Sie machte sich von mir los. »Wofür? Ich habe doch gar nichts getan.«
»Doch, glaub mir, das hast du«, versicherte ich ihr.
 
Am nächsten Abend stand Jamie Richards zur vereinbarten Zeit bei mir auf der Matte. Insgeheim hatte ich gehofft, er würde sich wieder telefonisch ankündigen, damit ich wie beim letzten Mal rasch hinunterlaufen konnte. Ich hatte nämlich noch keine Zeit gehabt, darüber nachzudenken, ob ich inzwischen bereit war, ihn in meine Wohnung zu lassen. Aber diese Frage erübrigte sich nun ohnehin – wie sähe es aus, wenn ich ihn mit einem kurzen »Bin gleich so weit« im Hausflur warten ließ, bis ich meinen Kram beisammen hatte?
Also zwang ich mich zu einem breiten Lächeln, um mein Unbehagen zu kaschieren, als ich ihm die Tür öffnete. »Hi! Komm doch rein.«
Er küsste mich gleich auf die Wange und machte mir ein Kompliment für mein Aussehen.
Ich lief wieder einmal rot an und bedankte mich.
»Ah, das ist also deine Wohnung«, stellte er fest und trat ein, wobei er anerkennend nickte. »Nicht übel. Du hast es wohl ganz schön weit gebracht. Sie ist sehr … weiß.«
Ich kicherte. »Ja, ich … äh … ich mag Weiß.«
»Ich glaube, der politisch korrekte Ausdruck dafür lautet farblich unauffällig.«
»Ähm, ich brauche noch eine Minute, also …« Auf einmal hatte ich einen Kloß im Hals. »Fühl dich wie zu Hause«, würgte ich hervor.
Ich huschte ins Schlafzimmer und holte meine weiße Chanel-Handtasche aus dem Schrank. Ein letzter Blick in den Spiegel. Ich trug einen knielangen schwarzen Rock in A-Form und ein schwarz-weiß gestreiftes Top mit Dreiviertelärmeln und U-Boot-Ausschnitt. Die Haare hatte ich mir zu einem strengen Pferdeschwanz zurückgebunden. Kleine silberne Reif-Ohrringe und schwarze Pumps von Michael Kors mit mattsilbernen Schnallen vervollständigten das Ensemble. Ich fand, in Anbetracht der Tatsache, dass ich ansonsten nicht gerade stilsicher bin, konnte ich stolz auf mich sein.
Als ich zurückkehrte, spazierte Jamie im Wohnzimmer auf und ab und sah sich ungezwungen um. Ich blieb angespannt im Korridor stehen und beobachtete, wie er da und dort ein Detail in Augenschein nahm, vor dem Fernseher stehen blieb und zustimmend nickte, dann in die Essecke schlenderte und mit den Fingerspitzen leicht über die Lehnen der Holzstühle strich. Erst fand ich seine Anwesenheit so unerträglich, dass ich den Drang verspürte, ihn auf der Stelle hinauszukomplimentieren. Doch als er zum Kamin ging, um die gerahmten Fotos zu betrachten, die dort auf dem Sims standen, machte sich plötzlich ein ganz anderes Gefühl in mir bemerkbar.

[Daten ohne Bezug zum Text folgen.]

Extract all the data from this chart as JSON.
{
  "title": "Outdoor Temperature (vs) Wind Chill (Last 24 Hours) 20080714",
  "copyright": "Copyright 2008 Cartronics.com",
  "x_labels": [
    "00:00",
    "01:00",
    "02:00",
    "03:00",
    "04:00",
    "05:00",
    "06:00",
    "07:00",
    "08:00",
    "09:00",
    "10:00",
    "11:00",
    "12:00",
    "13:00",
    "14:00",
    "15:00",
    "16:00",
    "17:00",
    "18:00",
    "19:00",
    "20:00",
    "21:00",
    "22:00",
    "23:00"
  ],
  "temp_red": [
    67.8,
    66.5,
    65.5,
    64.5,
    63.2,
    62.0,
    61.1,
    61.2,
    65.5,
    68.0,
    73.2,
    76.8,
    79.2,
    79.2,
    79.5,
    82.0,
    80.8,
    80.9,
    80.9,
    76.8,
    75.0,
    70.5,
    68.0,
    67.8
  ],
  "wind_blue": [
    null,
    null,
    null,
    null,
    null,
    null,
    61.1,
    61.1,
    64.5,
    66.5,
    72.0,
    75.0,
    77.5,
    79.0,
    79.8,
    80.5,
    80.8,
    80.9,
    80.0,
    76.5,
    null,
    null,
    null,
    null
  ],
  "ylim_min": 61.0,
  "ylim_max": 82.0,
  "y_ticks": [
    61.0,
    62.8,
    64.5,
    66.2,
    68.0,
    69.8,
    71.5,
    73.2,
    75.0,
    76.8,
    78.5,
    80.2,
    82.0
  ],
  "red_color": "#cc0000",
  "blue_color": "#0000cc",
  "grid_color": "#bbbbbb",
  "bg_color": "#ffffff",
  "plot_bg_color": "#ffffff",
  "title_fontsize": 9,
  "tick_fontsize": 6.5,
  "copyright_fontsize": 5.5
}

Ein völlig neues, unbekanntes Gefühl.
Ein Lächeln huschte über seine Lippen, als er das Foto von meiner Mutter und mir studierte, das vor einigen Jahren auf einer Kreuzfahrt entstanden war. Dann wandte er sich einem Schnappschuss von Sophie, Zoë, John und mir in Jayes Martini Lounge zu. Und da wurde mir etwas klar.
Jamie war der erste Mann, der je meine Wohnung betreten hatte (von John einmal abgesehen). Natürlich war ich nie mit einem meiner Testobjekte hier gewesen, und da meine letzte Verabredung Jahre her war, auch mit keinem anderen Mann.
Jamie war der erste.
Und mit einem Schlag verursachte es mir kein Unbehagen mehr, dass er hier war und mein Leben in Augenschein nahm.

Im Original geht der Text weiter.